Last week, California Governor Gavin Newsom signed legislation extending protections for renters from evictions due to financial hardship stemming from the Covid-19 pandemic through January 31, 2021.
It may be too early to determine what the law means for residents of senior housing communities across the Golden State, but communities and residents in private-pay senior housing should be studying its details, Hanson Bridgett Partner Lori Ferguson told Senior Housing News.
Generally, senior housing residents may not experience income reductions, as they are already on fixed incomes. If, however, their adult children are helping to pay their fees and experience a reduction or loss of income due to Covid-19, senior housing communities may see residents claim coronavirus-related financial distress.
According to the law, Covid-19 financial distress can mean any of the following:
- Loss of income caused by the pandemic
- Higher out-of-pocket expenses directly related to performing essential work during the pandemic
- Increased expenses directly related to the health impact of the pandemic
- Childcare responsibilities or responsibilities to care for an elderly, disabled or sick family member directly related to the pandemic that limits tenants ability to earn income
- Increased costs for childcare or tending to an elderly, disabled or sick family member directly related to the pandemic
- Other circumstances related to the outbreak that have reduced tenants’ income or increased expenses
The California law was passed the day before the Centers for Disease Control and Protection (CDC) issued an order placing a temporary halt to evictions to reduce the spread of Covid-19. The federal order does prevent evictions for non-payment through December 31, 2020, and does not require landlords to provide a blank declaration to the tenant with eviction notices, Hanson Bridgett Senior Counsel Payam Saljoughian told SHN.
The federal moratorium went into effect on September 4, while California’s order is retroactive to March 1.
Additionally, California courts may not issue summonses for evictions based on non-payment until October 5, and tenants seeking protection under the California law or the CDC order must sign declarations under penalty of perjury, to show that they qualify.
Overall, the California law gives tenants broader protections from evictions, in some cases exceeding the CDC order. California protects people who have signed declarations under oath and qualify under the financial distress definitions from being evicted for non-payment from the period of March 1 through August 31.
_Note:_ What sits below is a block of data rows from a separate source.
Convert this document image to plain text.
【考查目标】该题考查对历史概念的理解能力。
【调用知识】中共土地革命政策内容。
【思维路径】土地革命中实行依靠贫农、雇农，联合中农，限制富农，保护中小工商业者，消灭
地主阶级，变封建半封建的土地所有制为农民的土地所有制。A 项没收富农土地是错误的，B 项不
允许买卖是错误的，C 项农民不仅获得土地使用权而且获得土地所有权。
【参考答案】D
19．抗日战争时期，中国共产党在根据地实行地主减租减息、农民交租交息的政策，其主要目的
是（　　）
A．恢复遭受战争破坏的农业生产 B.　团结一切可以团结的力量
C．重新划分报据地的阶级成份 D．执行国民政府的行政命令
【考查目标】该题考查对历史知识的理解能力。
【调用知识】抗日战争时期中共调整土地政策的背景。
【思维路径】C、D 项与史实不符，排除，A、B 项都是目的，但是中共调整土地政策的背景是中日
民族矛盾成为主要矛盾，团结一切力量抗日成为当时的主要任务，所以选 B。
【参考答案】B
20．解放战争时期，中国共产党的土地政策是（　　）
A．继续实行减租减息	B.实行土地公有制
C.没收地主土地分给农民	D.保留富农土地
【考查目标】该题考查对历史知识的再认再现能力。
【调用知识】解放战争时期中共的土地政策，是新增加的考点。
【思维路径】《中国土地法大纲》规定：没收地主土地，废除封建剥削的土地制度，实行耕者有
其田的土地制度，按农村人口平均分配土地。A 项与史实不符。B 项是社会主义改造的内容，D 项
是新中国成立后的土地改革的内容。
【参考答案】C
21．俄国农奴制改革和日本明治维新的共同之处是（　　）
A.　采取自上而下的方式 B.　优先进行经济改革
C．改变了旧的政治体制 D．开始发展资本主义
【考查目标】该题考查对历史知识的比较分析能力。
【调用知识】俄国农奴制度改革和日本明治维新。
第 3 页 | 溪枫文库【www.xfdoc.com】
It becomes more complicated beyond that, from September 1 through January 31, 2021.
“They also have to come up with 25% of what is owed, in order to protect themselves from eviction for non payment during that time period, but they don’t have to pay that amount until January 31,” Ferguson said.
Moreover, for any time from March 1 through January 31, senior living residents defined as high-income tenants under California state law must provide proof of Covid-related distress to their landlords in order to hold off eviction proceedings.